Sur l’évier, un grand seau d’eau tirée du puits. Posée en travers du seau, la queussotte.

 

photo Jacques Machefert, gardien du musée virtuel de Breuillet

 

Une merveille d’ingéniosité que l’on trouve un peu partout dans l’Ouest, là où l’eau douce est rare. J’en ai vu une dans l’île d’Oléron, dans une maison-musée, qui reste un témoin fidèle des coutumes du passé. En Périgord, on l’appelle cassotte. C’est d’ailleurs son vrai nom, authentifié par le Grand Larousse. Quoi qu’il en soit, queussotte ou cassotte, c’était une petite casserole d’étain avec une longue queue. Attrapant la queussotte par cette queue, on la plongeait dans le seau, on la reposait en travers du seau et, comme la queue était en somme un long tuyau de pipe, recourbé pour que l’eau ne gicle pas en tombant de trop haut, il n’y avait plus qu’à utiliser au mieux le mince filet d’eau, qui durait un bon moment. Avec un demi-litre d’eau, on pouvait largement se laver les mains, et très soigneusement. Mais pour nous trois, les enfants, une seule queussotte suffisait bien, au milieu des rires et des bousculades !

Et la toilette, me direz-vous ? Un broc d’eau. Une belle cuvette de faïence décorée, et un seau de toilette qu’on allait vider au jardin. L’eau était froide, mais c’est une habitude à prendre, et on ne s’en portait que mieux.

Pour le bain des enfants, on versait de l’eau chaude dans une grande bassine près du feu. L’été, l’eau était mise à chauffer au soleil, c’était un délice d’y barboter l’après-midi.

 

Quant à la lessive, c’était une grande affaire ! Tout au long de l’hiver, draps et torchons s’accumulaient sur un fil de fer, ou sur des tréteaux, dans la grange. Il fallait attendre Pâques pour la première grande lessive de l’année. Cela durait deux jours ! Le linge trempait dans la grande auge en pierre, alimentée par une citerne qui recueillait l’eau du toit. Une fois savonnée et bien frottée, chaque pièce était rangée bien en rond dans l’immense lessiveuse posée sur un petit fourneau de fonte. Deux ou trois seaux d’eau, une bonne quantité de copeaux de savon de Marseille, très tendre à couper, après avoir trempé dans l’eau toute la matinée. Il n’y avait alors plus qu’à entretenir un bon feu pour que ça arrose et à rentrer pour le déjeuner en attendant que cela soit fini.

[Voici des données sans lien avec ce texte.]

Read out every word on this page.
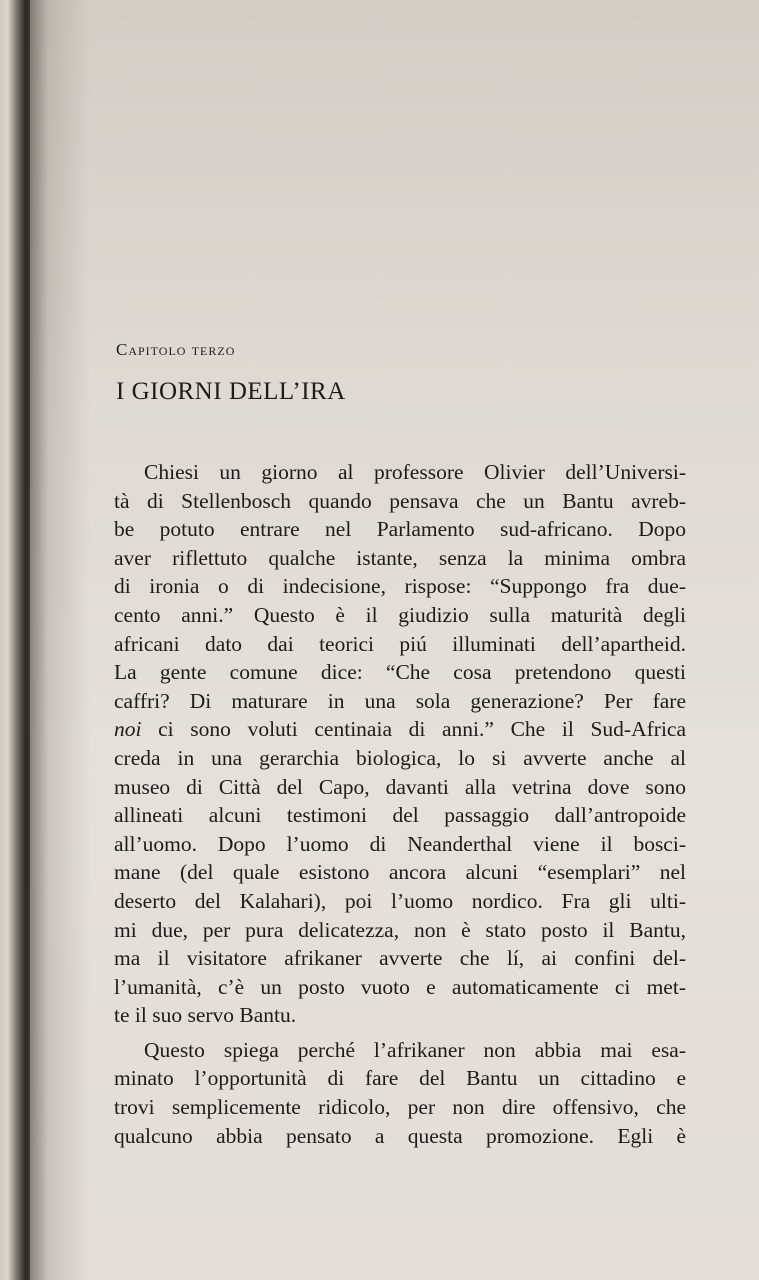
Capitolo terzo
I GIORNI DELL’IRA

Chiesi un giorno al professore Olivier dell’Universi-
tà di Stellenbosch quando pensava che un Bantu avreb-
be potuto entrare nel Parlamento sud-africano. Dopo
aver riflettuto qualche istante, senza la minima ombra
di ironia o di indecisione, rispose: “Suppongo fra due-
cento anni.” Questo è il giudizio sulla maturità degli
africani dato dai teorici piú illuminati dell’apartheid.
La gente comune dice: “Che cosa pretendono questi
caffri? Di maturare in una sola generazione? Per fare
noi ci sono voluti centinaia di anni.” Che il Sud-Africa
creda in una gerarchia biologica, lo si avverte anche al
museo di Città del Capo, davanti alla vetrina dove sono
allineati alcuni testimoni del passaggio dall’antropoide
all’uomo. Dopo l’uomo di Neanderthal viene il bosci-
mane (del quale esistono ancora alcuni “esemplari” nel
deserto del Kalahari), poi l’uomo nordico. Fra gli ulti-
mi due, per pura delicatezza, non è stato posto il Bantu,
ma il visitatore afrikaner avverte che lí, ai confini del-
l’umanità, c’è un posto vuoto e automaticamente ci met-
te il suo servo Bantu.

Questo spiega perché l’afrikaner non abbia mai esa-
minato l’opportunità di fare del Bantu un cittadino e
trovi semplicemente ridicolo, per non dire offensivo, che
qualcuno abbia pensato a questa promozione. Egli è
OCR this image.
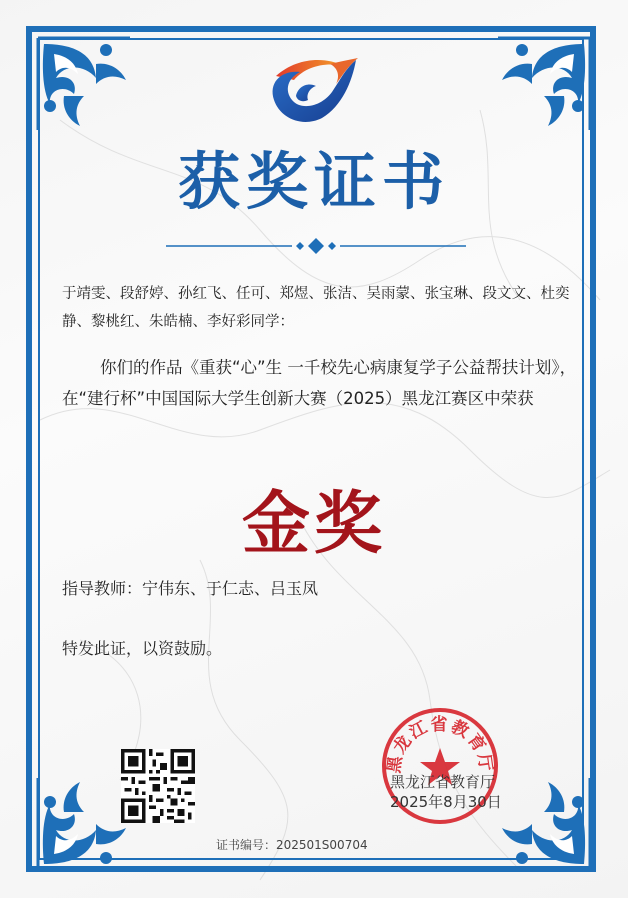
获奖证书
于靖雯、段舒婷、孙红飞、任可、郑煜、张洁、吴雨蒙、张宝琳、段文文、杜奕静、黎桃红、朱皓楠、李好彩同学：
你们的作品《重获“心”生 一千校先心病康复学子公益帮扶计划》，在“建行杯”中国国际大学生创新大赛（2025）黑龙江赛区中荣获
金奖
指导教师：宁伟东、于仁志、吕玉凤
特发此证，以资鼓励。
黑龙江省教育厅
黑龙江省教育厅
2025年8月30日
证书编号：202501S00704
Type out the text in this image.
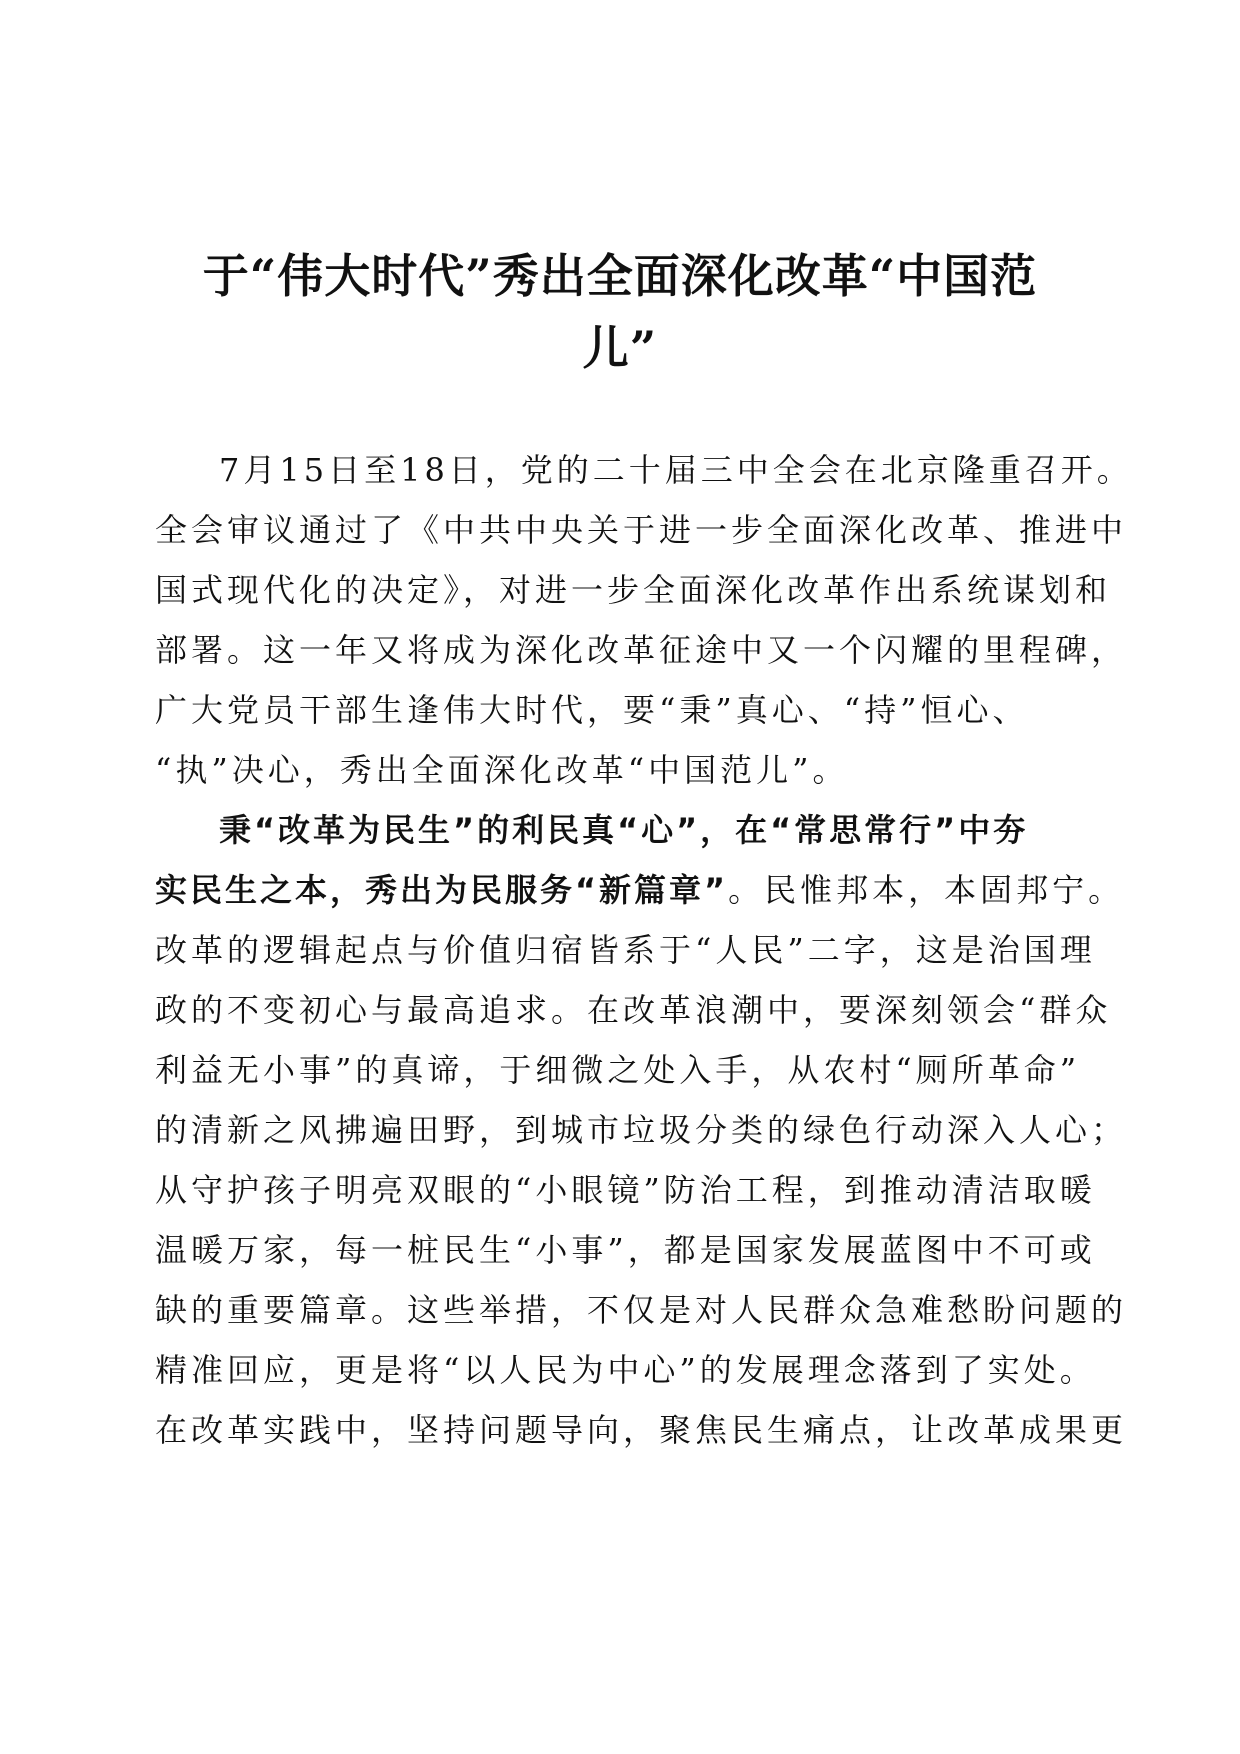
于“伟大时代”秀出全面深化改革“中国范
儿”
7月15日至18日，党的二十届三中全会在北京隆重召开。
全会审议通过了《中共中央关于进一步全面深化改革、推进中
国式现代化的决定》，对进一步全面深化改革作出系统谋划和
部署。这一年又将成为深化改革征途中又一个闪耀的里程碑，
广大党员干部生逢伟大时代，要“秉”真心、“持”恒心、
“执”决心，秀出全面深化改革“中国范儿”。
秉“改革为民生”的利民真“心”，在“常思常行”中夯
实民生之本，秀出为民服务“新篇章”。民惟邦本，本固邦宁。
改革的逻辑起点与价值归宿皆系于“人民”二字，这是治国理
政的不变初心与最高追求。在改革浪潮中，要深刻领会“群众
利益无小事”的真谛，于细微之处入手，从农村“厕所革命”
的清新之风拂遍田野，到城市垃圾分类的绿色行动深入人心；
从守护孩子明亮双眼的“小眼镜”防治工程，到推动清洁取暖
温暖万家，每一桩民生“小事”，都是国家发展蓝图中不可或
缺的重要篇章。这些举措，不仅是对人民群众急难愁盼问题的
精准回应，更是将“以人民为中心”的发展理念落到了实处。
在改革实践中，坚持问题导向，聚焦民生痛点，让改革成果更
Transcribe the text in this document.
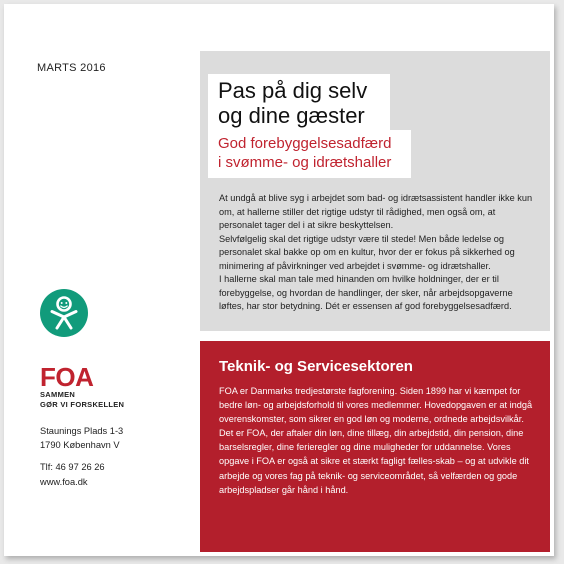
MARTS 2016
Pas på dig selv
og dine gæster
God forebyggelsesadfærd
i svømme- og idrætshaller

At undgå at blive syg i arbejdet som bad- og idrætsassistent handler ikke kun om, at hallerne stiller det rigtige udstyr til rådighed, men også om, at personalet tager del i at sikre beskyttelsen.

Selvfølgelig skal det rigtige udstyr være til stede! Men både ledelse og personalet skal bakke op om en kultur, hvor der er fokus på sikkerhed og minimering af påvirkninger ved arbejdet i svømme- og idrætshaller.

I hallerne skal man tale med hinanden om hvilke holdninger, der er til forebyggelse, og hvordan de handlinger, der sker, når arbejdsopgaverne løftes, har stor betydning. Dét er essensen af god forebyggelsesadfærd.

Teknik- og Servicesektoren
FOA er Danmarks tredjestørste fagforening. Siden 1899 har vi kæmpet for bedre løn- og arbejdsforhold til vores medlemmer. Hovedopgaven er at indgå overenskomster, som sikrer en god løn og moderne, ordnede arbejdsvilkår. Det er FOA, der aftaler din løn, dine tillæg, din arbejdstid, din pension, dine barselsregler, dine ferieregler og dine muligheder for uddannelse. Vores opgave i FOA er også at sikre et stærkt fagligt fælles-skab – og at udvikle dit arbejde og vores fag på teknik- og serviceområdet, så velfærden og gode arbejdspladser går hånd i hånd.
FOA
SAMMEN
GØR VI FORSKELLEN
Staunings Plads 1-3
1790 København V
Tlf: 46 97 26 26
www.foa.dk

L’après-midi, c’était le rinçage. Dans la dernière eau, on mettait une boule de bleu, l’eau prenait une couleur de ciel d’été. Que c’était joli ! Le linge ainsi azuré paraissait plus blanc quand il claquait au vent dans le jardin. Mais on ne l’étendait que le lendemain. Il s’égouttait toute la nuit sur les tréteaux de bois, il séchait ainsi plus vite, profitant du soleil de midi, qui nous rendait le linge avec un parfum inégalable. Avec l’eau de la lessiveuse, le lessis, on lavait la couleur. Puis c’était la cérémonie du pliage. Chez grand-mère, c’était tout un art ! Un vrai pas de deux pour le pliage des draps, selon un rite immuable, chaque geste précis et efficace. Aussi quel résultat ! Pour les torchons, grand-mère n’avait pas besoin d’aide. D’un petit coup de main, elle remettait en forme les torchons un peu déformés au séchage. Puis elle les pliait, les attachait ensemble avec un ruban rose pâle, pour que les piles restent bien droites, dans la grande armoire de la salle. Et comme le feu fumait quelquefois, dernière coquetterie, elle protégeait chaque pile avec un torchon. Tout était net et propre. C’était très rassurant.

 

 

 

LE FEU

 

 

 

 

Il peut sembler difficile à croire qu’on ait pu si bien vivre dans un village où il n’y avait ni eau courante, ni gaz, ni électricité. Pas de téléphone, pas de radio, – la TSF n’était encore qu’à ses débuts. Mais on chantait, souvent. Et grand-père, qui était un diseur merveilleux, faisait vivre pour nous quelque fable de La Fontaine, le soir, autour du feu, en attendant que les neuf coups de l’horloge donnent le signal du coucher. Du moins pour nous, les enfants. Les grandes personnes s’attardaient encore un peu, avant de couvrir de cendres les dernières braises.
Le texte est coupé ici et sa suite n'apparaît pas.